# 1. Get To Know Your Graph

In this notebook, you'll connect to your Neo4j database, establish a driver, and perform basic exploratory data analysis (EDA) to understand the structure and content of your knowledge graph.

---

## Table of Contents
1. Connect to Neo4j
2. Establish the Driver
3. Basic Graph Statistics
4. EDA on Source Documents


## 1. Connect to Neo4j
Fill in your credentials or use your .env file.


In [None]:
%pip install -r requirements.txt

In [None]:
from neo4j import GraphDatabase
import os

NEO4J_URI = os.getenv('NEO4J_URI')
NEO4J_USER = os.getenv('NEO4J_USERNAME')
NEO4J_PASSWORD = os.getenv('NEO4J_PASSWORD')
OPENAI_API_KEY = os.getenv('OPENAI_API_KEY')

driver = GraphDatabase.driver(NEO4J_URI, auth=(NEO4J_USER, NEO4J_PASSWORD))



def run_query(query, parameters=None):
    with driver.session() as session:
        return list(session.run(query, parameters or {}))
print('Connected to Neo4j!')

Connected to Neo4j!


## 2. Basic Graph Statistics
Let's get a sense of the structure of your graph: node types, relationship types, and their counts.


In [25]:
# Call apoc.meta.stats() to get a summary of the graph
with driver.session() as session:
    result = session.run("CALL apoc.meta.stats()").single()
    apoc_stats = dict(result)

# View selected fields
print("Total node count:", apoc_stats['nodeCount'])
print("Total relationship count:", apoc_stats['relCount'])
print("Label count:", len(apoc_stats['labels']))
print("Relationship type count:", len(apoc_stats['relTypes']))

Total node count: 17785
Total relationship count: 774608
Label count: 7
Relationship type count: 24


## 3. EDA on Source Documents
Explore basic properties of your source documents, such as text length.


In [27]:
# Preview a few documents
for record in run_query('MATCH (d:Document) RETURN d.text AS text, d.title AS title LIMIT 3'):
    print(f"Title: {record['title']}Text (first 200 chars): {record['text'][:200]}")

# Text length stats
lengths = [record['length'] for record in run_query('MATCH (d:Document) RETURN size(d.text) AS length')]
if lengths:
    import numpy as np
    print(f'Mean length: {np.mean(lengths):.1f}')
    print(f'Max length: {np.max(lengths)}')
    print(f'Min length: {np.min(lengths)}')
else:
    print('No Document nodes with text found.')

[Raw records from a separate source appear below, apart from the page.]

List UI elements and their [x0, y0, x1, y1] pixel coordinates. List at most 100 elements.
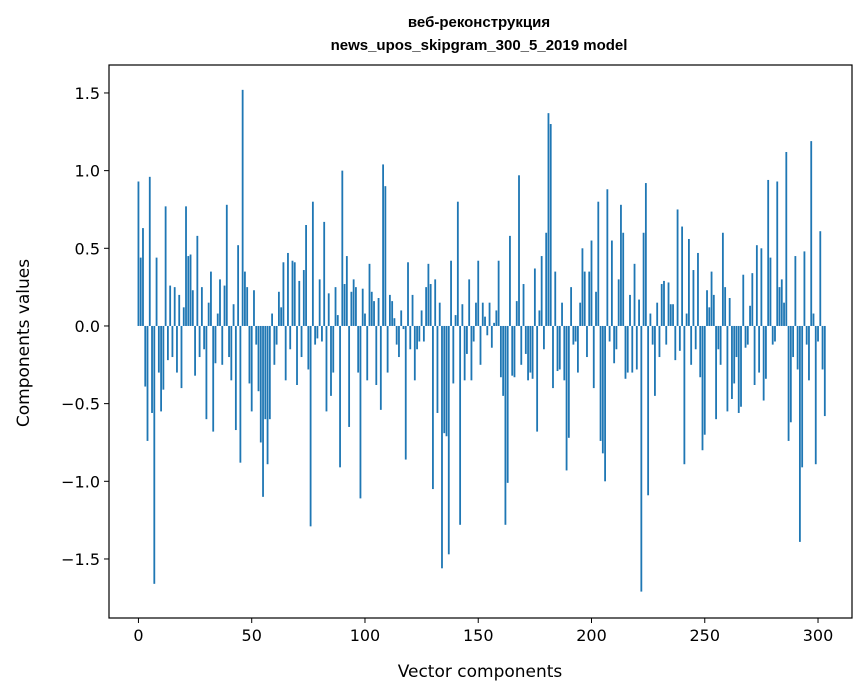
bar [280, 307, 283, 326]
bar [746, 325, 749, 345]
bar [307, 325, 310, 370]
bar [334, 287, 337, 326]
bar [676, 209, 679, 326]
bar [610, 240, 613, 326]
bar [701, 325, 704, 451]
bar [755, 245, 758, 326]
bar [780, 279, 783, 326]
bar [395, 325, 398, 345]
bar [214, 325, 217, 364]
bar [166, 325, 169, 361]
bar [599, 325, 602, 441]
bar [418, 325, 421, 342]
bar [232, 304, 235, 326]
bar [606, 189, 609, 326]
bar [565, 325, 568, 471]
bar [318, 279, 321, 326]
bar [706, 290, 708, 326]
bar [798, 325, 801, 542]
bar [456, 201, 459, 326]
bar [583, 271, 586, 326]
bar [803, 251, 806, 326]
bar [180, 325, 183, 389]
bar [205, 325, 208, 420]
bar [404, 325, 407, 460]
bar [339, 325, 341, 468]
bar [805, 325, 808, 345]
bar [545, 232, 548, 326]
bar [685, 313, 688, 326]
bar [142, 228, 144, 326]
bar [506, 325, 509, 483]
bar [644, 183, 647, 326]
bar [248, 325, 251, 384]
bar [185, 206, 187, 326]
bar [753, 325, 756, 385]
bar [309, 325, 312, 527]
bar [620, 204, 622, 326]
bar [586, 325, 588, 358]
bar [466, 325, 468, 354]
bar [710, 271, 713, 326]
bar [284, 325, 287, 381]
bar [345, 256, 348, 326]
bar [361, 288, 364, 326]
bar [250, 325, 253, 412]
bar [316, 325, 319, 339]
bar [298, 280, 301, 326]
bar [522, 284, 525, 326]
x-tick-label: 50 [242, 626, 262, 645]
bar [262, 325, 264, 497]
bar [499, 325, 502, 378]
bar [239, 325, 242, 463]
bar [452, 325, 455, 384]
bar [608, 325, 611, 342]
bar [518, 175, 520, 326]
bar [264, 325, 267, 420]
bar [139, 257, 142, 326]
bar [796, 325, 799, 370]
bar [332, 325, 335, 373]
bar [785, 151, 788, 326]
bar [626, 325, 629, 373]
bar [341, 170, 344, 326]
bar [182, 307, 185, 326]
bar [821, 325, 824, 370]
bar [443, 325, 446, 434]
y-axis: 1.5 1.0 0.5 0.0 −0.5 −1.0 −1.5 [61, 84, 109, 569]
bar [742, 274, 745, 326]
bar [570, 287, 573, 326]
bar [234, 325, 237, 431]
bar [479, 325, 482, 365]
bar [801, 325, 804, 468]
bar [486, 325, 489, 336]
bar [434, 279, 437, 326]
bar [481, 302, 484, 326]
bar [651, 325, 654, 345]
bar [515, 301, 518, 326]
bar [300, 325, 303, 358]
bar [178, 294, 181, 326]
bar [642, 232, 645, 326]
bar [230, 325, 233, 381]
bar [615, 325, 618, 350]
bar [216, 313, 219, 326]
bar [712, 294, 715, 326]
bar [543, 325, 545, 350]
bar [223, 285, 226, 326]
x-tick-label: 100 [350, 626, 381, 645]
bar [402, 325, 405, 330]
bar [289, 325, 292, 350]
bar [724, 287, 727, 326]
bar [549, 124, 552, 326]
bar [737, 325, 740, 413]
bar [343, 284, 346, 326]
bar [497, 260, 500, 326]
bar [364, 313, 366, 326]
bar [561, 302, 563, 326]
bar [527, 325, 529, 381]
bar [536, 325, 539, 432]
bar [688, 238, 690, 326]
bar [355, 287, 357, 326]
bar [699, 325, 702, 378]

Title: NoneText (first 200 chars): For numerical values passed in as parameters, Cypher does not take the size of the number into account. Cypher will therefore regard any exact numerical parameter as an INTEGER regardless of its decla
Title: NoneText (first 200 chars): Projecting graphs using Cypher (deprecated) This page describes the Legacy Cypher projection, which is deprecated. The replacement is to use the new Cypher projection, which is described in Projecting
Title: NoneText (first 200 chars): Using Legacy Cypher projections is a more flexible and expressive approach with diminished focus on performance compared to the native projections. Legacy Cypher projections are primarily recommended 
Mean length: 497.4
Max length: 2807
Min length: 1


---
You now have a basic understanding of your graph's structure and your source documents.
You're ready for deeper analytics and retrieval!